The data that comes back confuses me. I see a *Permissions
pointer in the response, but it's not by itself. It's in a slice of pointers. How can there be more than one *Permissions
pointer in the response? After reading Azure custom roles - Custom role properties, I learned that there are Actions, DataActions, NotActions, and NotDataActions. But, wouldn't you be able to describe all of these within one Permissions
struct?
I have a test program I used to see this in action too. I noticed that my slice of pointers always had just one pointer. But I did see the expected actions and not actions in it (I was testing the Contributor built-in role for my subscription).
Before running my program, I authenticated my Azure CLI, so that the default credentials would use these credentials and the code would run without error.
package main
import (
"context"
"fmt"
"github.com/Azure/azure-sdk-for-go/sdk/azidentity"
"github.com/Azure/azure-sdk-for-go/sdk/resourcemanager/authorization/armauthorization/v2"
)
func main() {
// Default cred from env vars
cred, _ := azidentity.NewDefaultAzureCredential(nil)
client, _ := armauthorization.NewRoleDefinitionsClient(cred, nil)
// Get the role definition using its roleDefinitionId and its scope.
roleDefinitionID := "b24988ac-6180-42a0-ab88-20f7382dd24c"
scope := "/subscriptions/<my-subscription>"
rd, _ := client.Get(context.TODO(), scope, roleDefinitionID, nil)
lenPerms := len((*rd.RoleDefinition.Properties).Permissions)
fmt.Printf("length of Permissions = %d\n", lenPerms)
lenActions := len((*(*rd.RoleDefinition.Properties).Permissions[0]).Actions)
fmt.Printf("length of Actions in Permissions = %d\n", lenActions)
lenNotActions := len((*(*rd.RoleDefinition.Properties).Permissions[0]).NotActions)
fmt.Printf("length of NotActions in Permissions = %d\n", lenNotActions)
}
It produced the following output:
length of Permissions = 1
length of Actions in Permissions = 1
length of NotActions in Permissions = 8
While troubleshooting, one theory I had for why there could be a list of Permissions
structs instead of just one is that maybe each time a new action is added to a role, Azure would store this as a "permission added event" etc, and the API response is showing us all of these events.
I tested this theory by trying this test instead with a custom role that I created.
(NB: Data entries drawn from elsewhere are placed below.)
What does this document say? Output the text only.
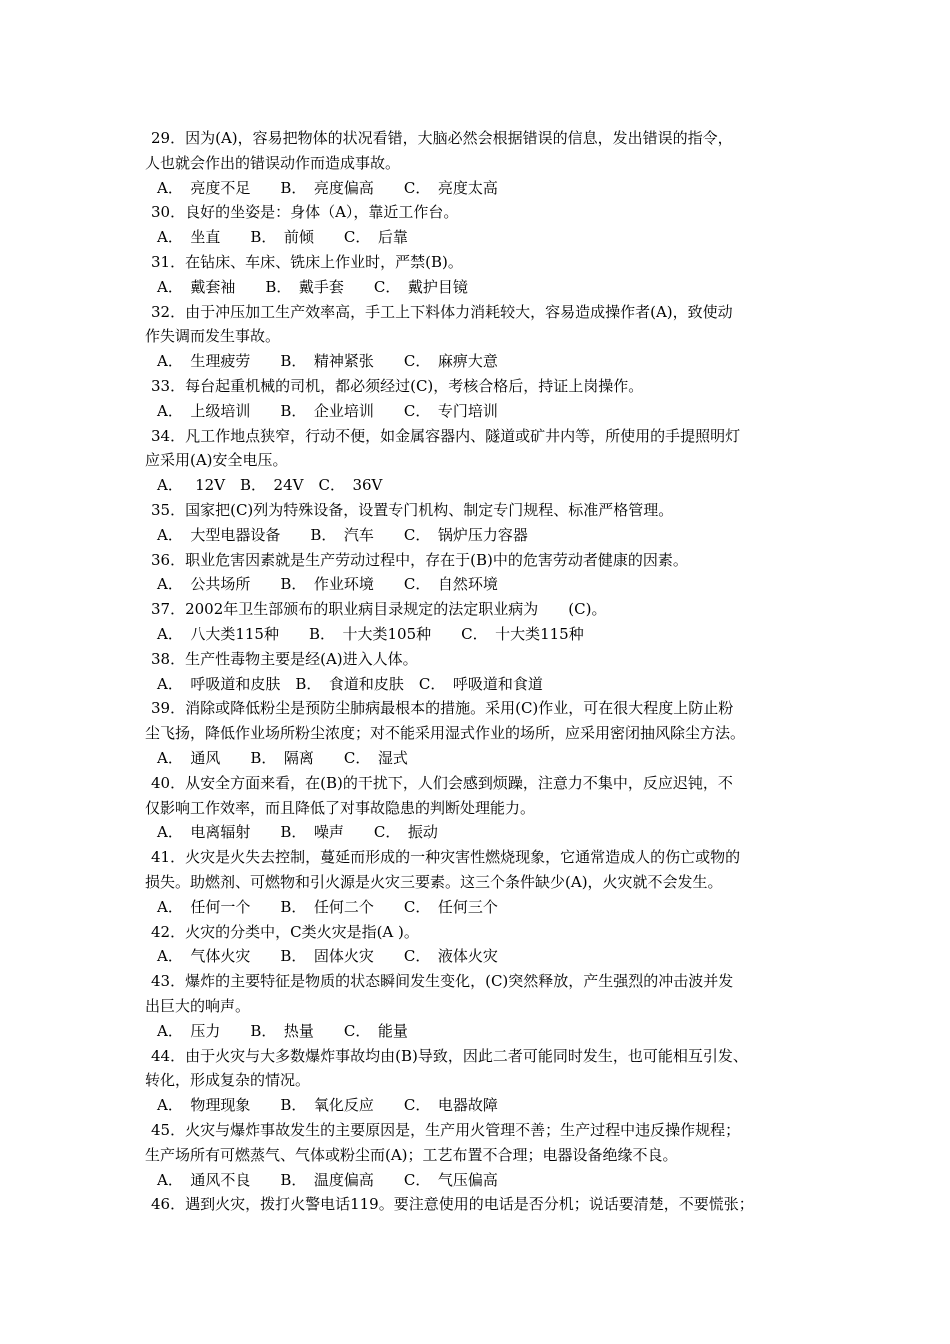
29．因为(A)，容易把物体的状况看错，大脑必然会根据错误的信息，发出错误的指令，
人也就会作出的错误动作而造成事故。
A．　亮度不足　　B．　亮度偏高　　C．　亮度太高
30．良好的坐姿是：身体（A），靠近工作台。
A．　坐直　　B．　前倾　　C．　后靠
31．在钻床、车床、铣床上作业时，严禁(B)。
A．　戴套袖　　B．　戴手套　　C．　戴护目镜
32．由于冲压加工生产效率高，手工上下料体力消耗较大，容易造成操作者(A)，致使动
作失调而发生事故。
A．　生理疲劳　　B．　精神紧张　　C．　麻痹大意
33．每台起重机械的司机，都必须经过(C)，考核合格后，持证上岗操作。
A．　上级培训　　B．　企业培训　　C．　专门培训
34．凡工作地点狭窄，行动不便，如金属容器内、隧道或矿井内等，所使用的手提照明灯
应采用(A)安全电压。
A．　 12V　B．　24V　C．　36V
35．国家把(C)列为特殊设备，设置专门机构、制定专门规程、标准严格管理。
A．　大型电器设备　　B．　汽车　　C．　锅炉压力容器
36．职业危害因素就是生产劳动过程中，存在于(B)中的危害劳动者健康的因素。
A．　公共场所　　B．　作业环境　　C．　自然环境
37．2002年卫生部颁布的职业病目录规定的法定职业病为　　(C)。
A．　八大类115种　　B．　十大类105种　　C．　十大类115种
38．生产性毒物主要是经(A)进入人体。
A．　呼吸道和皮肤　B．　食道和皮肤　C．　呼吸道和食道
39．消除或降低粉尘是预防尘肺病最根本的措施。采用(C)作业，可在很大程度上防止粉
尘飞扬，降低作业场所粉尘浓度；对不能采用湿式作业的场所，应采用密闭抽风除尘方法。
A．　通风　　B．　隔离　　C．　湿式
40．从安全方面来看，在(B)的干扰下，人们会感到烦躁，注意力不集中，反应迟钝，不
仅影响工作效率，而且降低了对事故隐患的判断处理能力。
A．　电离辐射　　B．　噪声　　C．　振动
41．火灾是火失去控制，蔓延而形成的一种灾害性燃烧现象，它通常造成人的伤亡或物的
损失。助燃剂、可燃物和引火源是火灾三要素。这三个条件缺少(A)，火灾就不会发生。
A．　任何一个　　B．　任何二个　　C．　任何三个
42．火灾的分类中，C类火灾是指(A )。
A．　气体火灾　　B．　固体火灾　　C．　液体火灾
43．爆炸的主要特征是物质的状态瞬间发生变化，(C)突然释放，产生强烈的冲击波并发
出巨大的响声。
A．　压力　　B．　热量　　C．　能量
44．由于火灾与大多数爆炸事故均由(B)导致，因此二者可能同时发生，也可能相互引发、
转化，形成复杂的情况。
A．　物理现象　　B．　氧化反应　　C．　电器故障
45．火灾与爆炸事故发生的主要原因是，生产用火管理不善；生产过程中违反操作规程；
生产场所有可燃蒸气、气体或粉尘而(A)；工艺布置不合理；电器设备绝缘不良。
A．　通风不良　　B．　温度偏高　　C．　气压偏高
46．遇到火灾，拨打火警电话119。要注意使用的电话是否分机；说话要清楚，不要慌张；
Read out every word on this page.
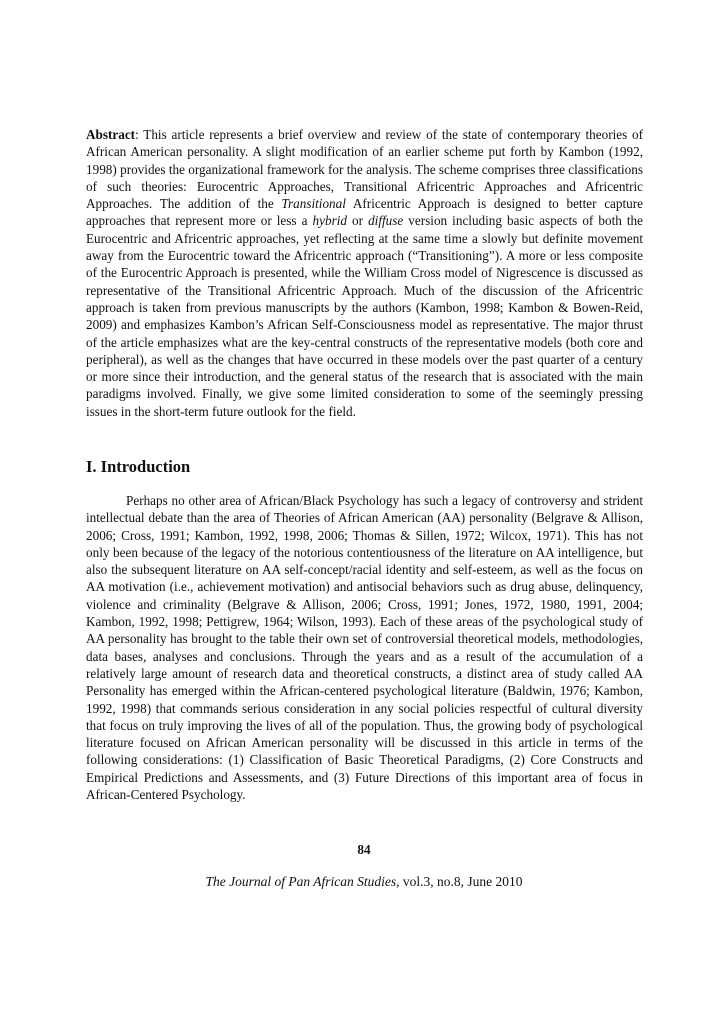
Abstract: This article represents a brief overview and review of the state of contemporary theories of African American personality. A slight modification of an earlier scheme put forth by Kambon (1992, 1998) provides the organizational framework for the analysis. The scheme comprises three classifications of such theories: Eurocentric Approaches, Transitional Africentric Approaches and Africentric Approaches. The addition of the Transitional Africentric Approach is designed to better capture approaches that represent more or less a hybrid or diffuse version including basic aspects of both the Eurocentric and Africentric approaches, yet reflecting at the same time a slowly but definite movement away from the Eurocentric toward the Africentric approach (“Transitioning”). A more or less composite of the Eurocentric Approach is presented, while the William Cross model of Nigrescence is discussed as representative of the Transitional Africentric Approach. Much of the discussion of the Africentric approach is taken from previous manuscripts by the authors (Kambon, 1998; Kambon & Bowen-Reid, 2009) and emphasizes Kambon’s African Self-Consciousness model as representative. The major thrust of the article emphasizes what are the key-central constructs of the representative models (both core and peripheral), as well as the changes that have occurred in these models over the past quarter of a century or more since their introduction, and the general status of the research that is associated with the main paradigms involved. Finally, we give some limited consideration to some of the seemingly pressing issues in the short-term future outlook for the field.

I. Introduction

Perhaps no other area of African/Black Psychology has such a legacy of controversy and strident intellectual debate than the area of Theories of African American (AA) personality (Belgrave & Allison, 2006; Cross, 1991; Kambon, 1992, 1998, 2006; Thomas & Sillen, 1972; Wilcox, 1971). This has not only been because of the legacy of the notorious contentiousness of the literature on AA intelligence, but also the subsequent literature on AA self-concept/racial identity and self-esteem, as well as the focus on AA motivation (i.e., achievement motivation) and antisocial behaviors such as drug abuse, delinquency, violence and criminality (Belgrave & Allison, 2006; Cross, 1991; Jones, 1972, 1980, 1991, 2004; Kambon, 1992, 1998; Pettigrew, 1964; Wilson, 1993). Each of these areas of the psychological study of AA personality has brought to the table their own set of controversial theoretical models, methodologies, data bases, analyses and conclusions. Through the years and as a result of the accumulation of a relatively large amount of research data and theoretical constructs, a distinct area of study called AA Personality has emerged within the African-centered psychological literature (Baldwin, 1976; Kambon, 1992, 1998) that commands serious consideration in any social policies respectful of cultural diversity that focus on truly improving the lives of all of the population. Thus, the growing body of psychological literature focused on African American personality will be discussed in this article in terms of the following considerations: (1) Classification of Basic Theoretical Paradigms, (2) Core Constructs and Empirical Predictions and Assessments, and (3) Future Directions of this important area of focus in African-Centered Psychology.

84
The Journal of Pan African Studies, vol.3, no.8, June 2010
While creating my custom role, I cloned the permissions of the built-in role Contributor. Then I ran my test program. I got 1, 1, 8 (like before with the built-in Contributor role). Then, I added a new NotAction to my custom role and finally I ran my test program again. I got 1, 1, 9 this time. So it still put all the data in the first Permissions
struct.
For more context, the reason this is important to me is that I'm making software that needs to know which Actions, NotActions, DataActions, and NotDataActions exist on a role definition. And I'm wondering if I need to take into account every Permissions
struct pointed to by the slice Properties.Permissions
, or if I can safely assume that the first item in that slice is all the data the program will ever need to take into account.